First ensure python3 and boto3 are installed on your machine.
Usage details below:
$ ./sync_instances.py -h
usage: sync_instances.py [-h] [--src-role SRC_ROLE] [--tgt-role TGT_ROLE]
[--dry-run]
src tgt
sync user data from src instance to tgt instance
positional arguments:
src ARN of the source instance
tgt ARN of the target instance
optional arguments:
-h, --help show this help message and exit
--src-role SRC_ROLE role to assume in source account
--tgt-role TGT_ROLE role to assume in target account
--dry-run don't actually sync the users
Example command: ./sync_instances.py arn:aws:connect:us-
west-2:111122223333:instance/c2e9dc6f-3f69-40e2-b0ec-f78d0c62bee6
arn:aws:connect:us-
east-1:111122223333:instance/00000000-0000-0000-0000-000000000000
With small modifications you can run this as a scheduled AWS Lambda function nightly to sync users.

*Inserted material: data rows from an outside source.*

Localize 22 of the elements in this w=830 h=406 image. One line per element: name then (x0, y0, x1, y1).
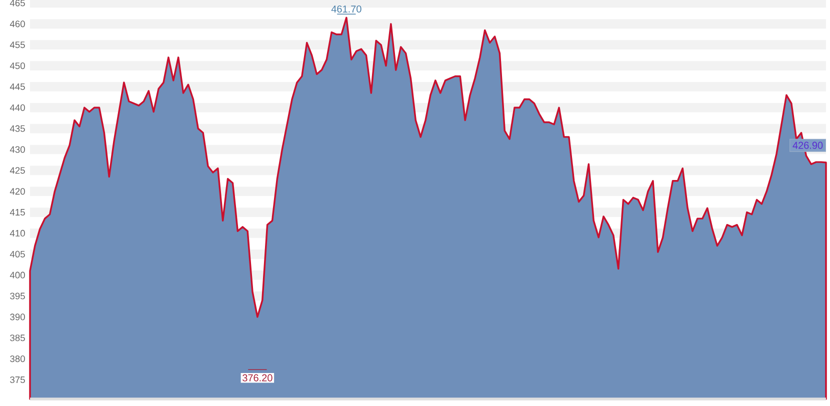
y-tick-label: 425 (10, 167, 25, 174)
annotation: 376.20 (242, 374, 272, 382)
y-tick-label: 380 (10, 356, 25, 362)
y-tick-label: 455 (10, 42, 25, 48)
y-tick-label: 400 (10, 272, 25, 278)
y-tick-label: 385 (10, 334, 25, 342)
y-tick-label: 405 (10, 250, 25, 258)
annotation: 461.70 (331, 5, 362, 13)
y-tick-label: 445 (10, 83, 25, 90)
y-tick-label: 430 (10, 146, 25, 153)
y-tick-label: 415 (10, 209, 25, 216)
y-tick-label: 435 (10, 125, 25, 132)
y-tick-label: 420 (10, 188, 25, 195)
y-tick-label: 410 (10, 230, 25, 237)
y-tick-label: 375 (10, 376, 25, 384)
y-tick-label: 390 (10, 314, 25, 320)
y-tick-label: 460 (10, 20, 25, 28)
annotation: 426.90 (792, 142, 823, 149)
y-tick-label: 440 (10, 104, 25, 111)
y-tick-label: 450 (10, 62, 25, 70)
y-tick-label: 465 (10, 0, 25, 6)
y-tick-label: 395 (10, 292, 25, 300)
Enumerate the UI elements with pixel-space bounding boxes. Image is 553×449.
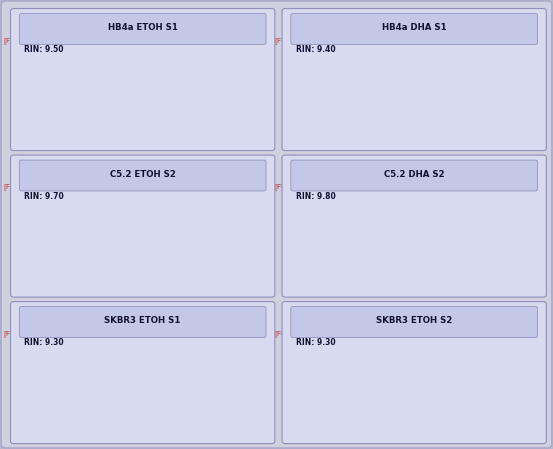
Text: RIN: 9.40: RIN: 9.40 — [296, 45, 335, 54]
Text: RIN: 9.30: RIN: 9.30 — [24, 339, 64, 348]
Text: HB4a ETOH S1: HB4a ETOH S1 — [108, 23, 178, 32]
Text: RIN: 9.70: RIN: 9.70 — [24, 192, 64, 201]
Text: RIN: 9.80: RIN: 9.80 — [296, 192, 336, 201]
Text: SKBR3 ETOH S2: SKBR3 ETOH S2 — [376, 316, 452, 325]
Text: SKBR3 ETOH S1: SKBR3 ETOH S1 — [105, 316, 181, 325]
Text: [FU]: [FU] — [3, 37, 18, 44]
Text: [FU]: [FU] — [275, 330, 290, 337]
Text: RIN: 9.50: RIN: 9.50 — [24, 45, 64, 54]
Text: [FU]: [FU] — [3, 330, 18, 337]
Text: [FU]: [FU] — [275, 184, 290, 190]
Text: C5.2 ETOH S2: C5.2 ETOH S2 — [109, 170, 176, 179]
Text: [FU]: [FU] — [3, 184, 18, 190]
Text: HB4a DHA S1: HB4a DHA S1 — [382, 23, 446, 32]
Text: RIN: 9.30: RIN: 9.30 — [296, 339, 335, 348]
Text: C5.2 DHA S2: C5.2 DHA S2 — [384, 170, 445, 179]
Text: [FU]: [FU] — [275, 37, 290, 44]
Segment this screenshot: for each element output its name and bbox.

This script isn't perfect and there are issues you can run into depending on how your instances are configured.
This doesn't work well for certain authentication scenarios where Connect manages passwords. If you get an error like:
botocore.errorfactory.InvalidRequestException: An error occurred (InvalidRequestException) when calling the CreateUser operation: Required parameter missing: Password
Then you need to override this line in the script: # Password="D3l3tM3L8ter", with the desired default password for those users. Just be sure to have your users changes their password after. This is not needed with other authentication setups.
Syncing of routing and security profiles between regions only works if you use the same names across both regions.